Its 8-by-8 pixel grid is programmed to turn on with the help of the same protein that makes jellyfish glow, called green fluorescent protein (GFP). But you can program it to do more than just passively shine. You can use your phone and the associated app to excite Bixels' fluorescent proteins and make them glow at different frequencies, producing red, blue, and green colors. Essentially, you can program it like you would any computer, but instead of electronics powering the system, it's DNA.

Two blue boxes hold Bixel pixel grids.

Researchers use green fluorescent protein all the time in lab experiments as an imaging agent to illuminate biological processes for study. With Bixels, all you need is a little programming to turn the colorful lights (tubes filled with GFP) into custom images or interactive games like Tetris or Snake. You can also use it to develop your own scientific experiments. (For experiment ideas, Bixels' creator, the Irish company Cell-Free Technology, suggests the curricula from BioBuilder.)

A screenshot shows a user assembling a Bixel kit on video.

A pixel kit is housed in a cardboard box that looks like a Game Boy.

Bixels is designed to be used by people with all levels of scientific knowledge, helping make the world of biotechnology more accessible to the public.
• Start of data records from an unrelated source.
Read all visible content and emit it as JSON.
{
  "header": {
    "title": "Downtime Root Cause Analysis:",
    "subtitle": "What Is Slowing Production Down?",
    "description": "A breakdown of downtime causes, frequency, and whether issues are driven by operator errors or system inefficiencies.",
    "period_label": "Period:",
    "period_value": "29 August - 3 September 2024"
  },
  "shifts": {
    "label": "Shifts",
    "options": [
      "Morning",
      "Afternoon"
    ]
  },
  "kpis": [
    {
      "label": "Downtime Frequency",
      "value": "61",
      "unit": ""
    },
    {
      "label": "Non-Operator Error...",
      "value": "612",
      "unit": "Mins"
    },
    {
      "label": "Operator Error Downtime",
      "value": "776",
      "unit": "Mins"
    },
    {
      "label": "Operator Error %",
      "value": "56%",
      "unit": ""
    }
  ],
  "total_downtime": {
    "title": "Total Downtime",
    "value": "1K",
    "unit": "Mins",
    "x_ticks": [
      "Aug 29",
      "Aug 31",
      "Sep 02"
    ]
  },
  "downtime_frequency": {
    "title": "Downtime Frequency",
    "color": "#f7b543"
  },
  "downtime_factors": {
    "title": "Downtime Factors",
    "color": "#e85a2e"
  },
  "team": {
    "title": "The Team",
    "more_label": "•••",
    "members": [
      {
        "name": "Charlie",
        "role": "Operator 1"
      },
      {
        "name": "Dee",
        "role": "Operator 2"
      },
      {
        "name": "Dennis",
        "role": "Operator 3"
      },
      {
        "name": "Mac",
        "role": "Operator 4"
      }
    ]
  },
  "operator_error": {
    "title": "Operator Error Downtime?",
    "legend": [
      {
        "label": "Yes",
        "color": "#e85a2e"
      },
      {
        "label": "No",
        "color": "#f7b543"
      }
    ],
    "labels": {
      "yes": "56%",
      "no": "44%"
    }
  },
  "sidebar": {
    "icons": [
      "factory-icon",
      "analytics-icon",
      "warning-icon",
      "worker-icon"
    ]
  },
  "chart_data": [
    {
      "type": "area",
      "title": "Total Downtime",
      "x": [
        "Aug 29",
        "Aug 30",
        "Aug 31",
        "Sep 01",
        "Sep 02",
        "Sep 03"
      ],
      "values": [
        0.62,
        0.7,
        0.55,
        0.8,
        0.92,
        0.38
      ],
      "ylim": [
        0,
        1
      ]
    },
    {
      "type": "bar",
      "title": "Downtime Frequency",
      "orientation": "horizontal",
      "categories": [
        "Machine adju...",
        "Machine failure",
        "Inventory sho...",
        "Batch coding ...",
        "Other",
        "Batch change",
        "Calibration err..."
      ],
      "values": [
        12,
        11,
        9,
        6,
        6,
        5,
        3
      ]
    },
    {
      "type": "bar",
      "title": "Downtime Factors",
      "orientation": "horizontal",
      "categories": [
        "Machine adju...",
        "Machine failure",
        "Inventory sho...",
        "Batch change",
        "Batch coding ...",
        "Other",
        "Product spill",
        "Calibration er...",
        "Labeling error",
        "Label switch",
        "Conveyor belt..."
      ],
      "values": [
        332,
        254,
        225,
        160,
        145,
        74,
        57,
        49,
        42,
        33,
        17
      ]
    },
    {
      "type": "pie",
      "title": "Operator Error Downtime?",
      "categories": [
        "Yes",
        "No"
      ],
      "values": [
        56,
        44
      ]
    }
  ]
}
Eventually, Cell-Free Technology wants to create a bio-computer even more advanced than Bixels. "Our ultimate goal is to build a personal bio-computer which, unlike current wearable devices, truly interacts with our bodies," co-founder Helene Steiner said in a press release.

Bixels - Play tetris with DNA from Cell-Free Technology on Vimeo.

You can buy your own Bixel kit on Kickstarter for roughly $118. It's expected to ship in May 2018.